The Japanese Government is using its Embassies around Europe to drum up support for Morinari Watanabe’s campaign to be re-elected as President of the International Gymnastics Federation (FIG). Under the rules of the Olympic Charter, Government interference that threatens the autonomy of sport is strictly prohibited. So the Japanese side is acting unjustly and in a cheating manner.
Inside The Games reports that the 62-year-old Watanabe was elected as the new President of FIG in 2016 to replace Italy’s Bruno Grandi, who had stepped down following 20 years as head of the organisation. Watanabe had been due to stand for re-election last year but was given an extra 12 months due to the COVID-19 pandemic. He is set to face a challenge from European Gymnastics President Farid Gayibov at the re-arranged FIG Congress, due to take place between November 5 and 7 in Turkish resort Antalya.
The Azeri had unseated Georges Guelzec to be voted European Gymnastics President in 2017 a year after the Frenchman had suffered a crushing defeat to Watanabe in the FIG election. Watanabe is the ninth President of FIG and the first Asian to lead the organisation in its 140-year history.
The Japanese Government appear determined to ensure that he retains his position. Staff working in Japanese Embassies have been contacting gymnastics federations in Europe asking to meet senior officials to discuss the forthcoming election. In one email seen by insidethegames, a culture and protocol attaché wrote to a national governing body, "With regard to the president post at the coming election in November, the Japanese Government is supporting the Japanese candidate, WATANABE Morinari, who is the President of FIG. "In connection with that, the Embassy would like to have a meeting with someone being in charge from your side."
In another email, a second secretary at the Embassy wrote to a national governing body, "Mr Morinari WATANABE, a Japanese guy who is the current president of the FIG, will run for his second term, and we, as the Embassy of Japan, strongly support his candidacy. "Please find attached his manifesto for the election. What we would like to ask you is to kindly look at his manifesto so that you can know his great activities as the current president of FIG, as well as to consider to support him to take the post for the next term."

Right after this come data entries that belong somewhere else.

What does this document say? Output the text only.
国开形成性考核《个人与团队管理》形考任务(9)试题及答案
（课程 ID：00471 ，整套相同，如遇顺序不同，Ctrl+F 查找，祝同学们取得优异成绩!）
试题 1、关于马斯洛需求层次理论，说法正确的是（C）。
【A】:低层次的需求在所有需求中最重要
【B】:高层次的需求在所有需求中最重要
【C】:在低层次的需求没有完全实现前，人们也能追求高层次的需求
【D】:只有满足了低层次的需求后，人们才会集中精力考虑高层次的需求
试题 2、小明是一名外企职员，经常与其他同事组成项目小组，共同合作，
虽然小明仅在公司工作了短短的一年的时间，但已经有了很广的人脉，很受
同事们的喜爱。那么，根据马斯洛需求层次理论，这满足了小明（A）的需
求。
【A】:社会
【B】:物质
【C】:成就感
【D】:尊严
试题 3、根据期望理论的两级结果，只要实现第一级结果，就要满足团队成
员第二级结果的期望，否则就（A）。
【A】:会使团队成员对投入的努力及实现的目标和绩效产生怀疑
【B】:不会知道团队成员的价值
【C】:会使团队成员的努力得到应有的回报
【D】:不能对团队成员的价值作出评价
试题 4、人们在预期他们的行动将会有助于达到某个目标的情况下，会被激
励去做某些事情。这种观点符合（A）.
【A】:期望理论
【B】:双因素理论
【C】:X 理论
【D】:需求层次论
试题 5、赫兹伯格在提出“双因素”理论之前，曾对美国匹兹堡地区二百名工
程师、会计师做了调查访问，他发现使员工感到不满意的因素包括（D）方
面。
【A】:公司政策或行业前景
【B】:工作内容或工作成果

Under the rules of the Olympic Charter, Government interference that threatens the autonomy of sport is strictly prohibited.
Watanabe, elected as an IOC member in October 2018 and who served as a member of the Tokyo 2020 Executive Board, has been distributing free equipment to national governing bodies with the help of Taishan Sports. The Chinese company are an official supplier to this year’s World Artistic and World Rhythmic Gymnastics Championships, both being held in Kitakyushu in Watanabe’s native Japan.
In a letter signed by FIG secretary general Nicolas Buompane and seen by insidethegames, a national governing body in Asia is informed that "the FIG President Morinari Watanabe and the Asian Gymnastic Union’s President Abdulrahman Ben Saad Alshathri decided to give a favourable answer to your request regarding apparatus. "The FIG and AGU, in close cooperation with Taishan, offer you the following apparatus, free of charge."
Among the items promised are parallel bars, landing mats and uneven bars. Watanabe defended the role that the Japanese Embassies were playing in his re-election campaign. "I respect the FIG rules," he told insidethegames. I would like to share my ideas with every national gymnastics federation and the Japan Embassies help me to be introduced as a candidate for FIG Presidency to national gymnastics federations that I cannot visit."
Buompane, meanwhile, revealed that FIG had suspended awarding free equipment to national governing bodies in the run-up to the election. "Equipment donations have been part of the FIG development programme for decades," he said. "The programme is aimed at supporting the National Federations which cannot afford to buy a full set of apparatus or specific equipment. The yearly budget dedicated to apparatus donations is clearly set in the quadriennial plan approved by the FIG Congress. There is a strict process to follow. The request must come from an affiliated National Federation in good standing, with a letter duly signed by its president or its secretary general explaining why the country needs equipment. Once the request has been received, the FIG office opens a tender among the FIG official partners (apparatus suppliers) and chooses the best or more appropriate offer. With the COVID pandemic, the FIG received more requests from national federations. Since July, the donation programme has been put on hold to avoid any doubt about a potential conflict of interests related to the upcoming FIG elections."